The KidsRights’ Expert Committee has selected Rina to be the winner from 175 applicants, young change-makers from 46 countries around the world. By winning the award, she has gained an international platform through which she will share her message to inspire an audience of hundreds of millions of people around the world.
This award is turning into a global initiative that seeks to build strong links between the world of children and the general sphere of society where they live. The duty of preparing children to assume responsibility is not confined to the educational institutions and the family institution.
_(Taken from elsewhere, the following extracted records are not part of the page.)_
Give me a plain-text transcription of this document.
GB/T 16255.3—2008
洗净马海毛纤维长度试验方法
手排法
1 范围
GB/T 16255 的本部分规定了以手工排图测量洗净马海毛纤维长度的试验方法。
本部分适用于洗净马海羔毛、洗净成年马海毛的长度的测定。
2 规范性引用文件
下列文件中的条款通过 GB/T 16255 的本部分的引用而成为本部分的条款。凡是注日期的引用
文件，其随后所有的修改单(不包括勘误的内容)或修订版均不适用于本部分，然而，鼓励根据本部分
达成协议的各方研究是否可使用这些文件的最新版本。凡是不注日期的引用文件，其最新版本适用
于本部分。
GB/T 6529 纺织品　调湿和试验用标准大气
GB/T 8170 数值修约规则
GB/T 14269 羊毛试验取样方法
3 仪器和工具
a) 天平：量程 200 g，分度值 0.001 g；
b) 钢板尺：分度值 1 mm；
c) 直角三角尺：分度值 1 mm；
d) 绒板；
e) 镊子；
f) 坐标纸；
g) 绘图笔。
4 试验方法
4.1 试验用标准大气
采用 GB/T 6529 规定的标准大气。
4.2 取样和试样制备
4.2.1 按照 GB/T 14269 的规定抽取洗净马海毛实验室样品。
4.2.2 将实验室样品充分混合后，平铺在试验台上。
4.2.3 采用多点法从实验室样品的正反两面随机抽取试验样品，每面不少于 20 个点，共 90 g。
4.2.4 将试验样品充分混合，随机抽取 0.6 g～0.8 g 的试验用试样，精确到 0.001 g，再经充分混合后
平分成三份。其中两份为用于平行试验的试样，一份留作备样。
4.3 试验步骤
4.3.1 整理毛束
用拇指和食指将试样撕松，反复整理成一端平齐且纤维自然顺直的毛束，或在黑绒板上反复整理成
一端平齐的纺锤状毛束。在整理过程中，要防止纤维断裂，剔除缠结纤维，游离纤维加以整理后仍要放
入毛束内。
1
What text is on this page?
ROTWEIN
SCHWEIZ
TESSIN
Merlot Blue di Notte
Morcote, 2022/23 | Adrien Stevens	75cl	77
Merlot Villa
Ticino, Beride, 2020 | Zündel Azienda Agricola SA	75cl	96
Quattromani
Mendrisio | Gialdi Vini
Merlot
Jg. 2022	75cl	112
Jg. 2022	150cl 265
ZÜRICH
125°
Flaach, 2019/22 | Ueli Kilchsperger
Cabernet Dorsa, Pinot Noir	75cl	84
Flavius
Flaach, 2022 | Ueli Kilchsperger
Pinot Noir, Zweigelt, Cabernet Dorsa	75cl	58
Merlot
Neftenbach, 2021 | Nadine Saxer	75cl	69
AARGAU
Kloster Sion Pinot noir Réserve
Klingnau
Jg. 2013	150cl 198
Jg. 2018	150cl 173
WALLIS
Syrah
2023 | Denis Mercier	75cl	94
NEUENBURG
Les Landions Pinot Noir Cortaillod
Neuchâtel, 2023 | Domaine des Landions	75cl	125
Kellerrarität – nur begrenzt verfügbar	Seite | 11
The International Children's Peace Prize represents a leading global initiative to create a global environment climate that sponsors distinctive initiatives of children.
On the occasion of honoring the 2022 International Children's Peace Prize, I would like to draw the attention of everyone here, and also the world through you, to the suffering of children in countries experiencing devastating wars and collapse. Children there are living through extremely difficult conditions.
Efforts to provide protection for children and facilitate access to their rights in war zones, and mitigate effects of war on them are a top priority for us, and not an option. Children are our communities’ future. And if the child care and protection and provision of aid for children to overcome the war effects don’t become part of our primary objectives at both the local and international level, this future will be unknown and something like the ruins resulting from wars and armed conflicts.
Millions of children in Yemen exist in areas experiencing armed confrontations and hundreds of thousands of children have been displaced. The state collapse has led Yemeni children to live in cities where state services, including health and education services, have collapsed, and under conditions where state employees are not paid, further complicating the living situation of the children's families and making them unable to meet even their minimum basic needs.
The militias prevent access of aid to cities, and aid distribution are limited to those loyal to them. Due to difficult living conditions and livelihood challenges, the situation in Yemen is today described as the world’s worst humanitarian crisis, and then children are the most affected. Going through the difficulty of life before maturity deepens the suffering of children in Yemen. In other words, the humanitarian crisis can be said to be a crisis that affects children more than others.
The war and the state collapse are throwing millions of children in Yemen into the open to face their fate, without any protection. UN and international initiatives to protect children from the effects of war and armed conflicts and to provide aid, nutrition and health care for children, particularly the displaced, are not a sustainable solution. However, in times of state collapses, wars and starvation, such initiatives remain an international humanitarian duty.
Efforts to stop conflicts, restore stability, and establish the rule of law are essentially required to protect children and their communities alike, and here the humanitarian aspect comes to complement such efforts and not as a substitute for them, and vice versa.
To ensure an effective support for the humanitarian and health relief programs in Yemen and to provide food and medicine to large groups of the population in need of assistance, especially children, massive pressure is urgently needed on the armed groups to ensure operational independence of international organizations working in Yemen. Our experience in Yemen reveals a lot about such challenges.
Our prize rewarded today to its winner for her creative initiative in the public work gives us an opportunity to talk about the suffering of millions of children around the world. In case opportunities are provided to them and their communities restore their stability and succeed in ending wars and violence and the resulting tragedies, some of those children in war zones have definitely the ability to be creative and innovative, and to make a difference in improving the situation of their societies and standing up to the challenges to them.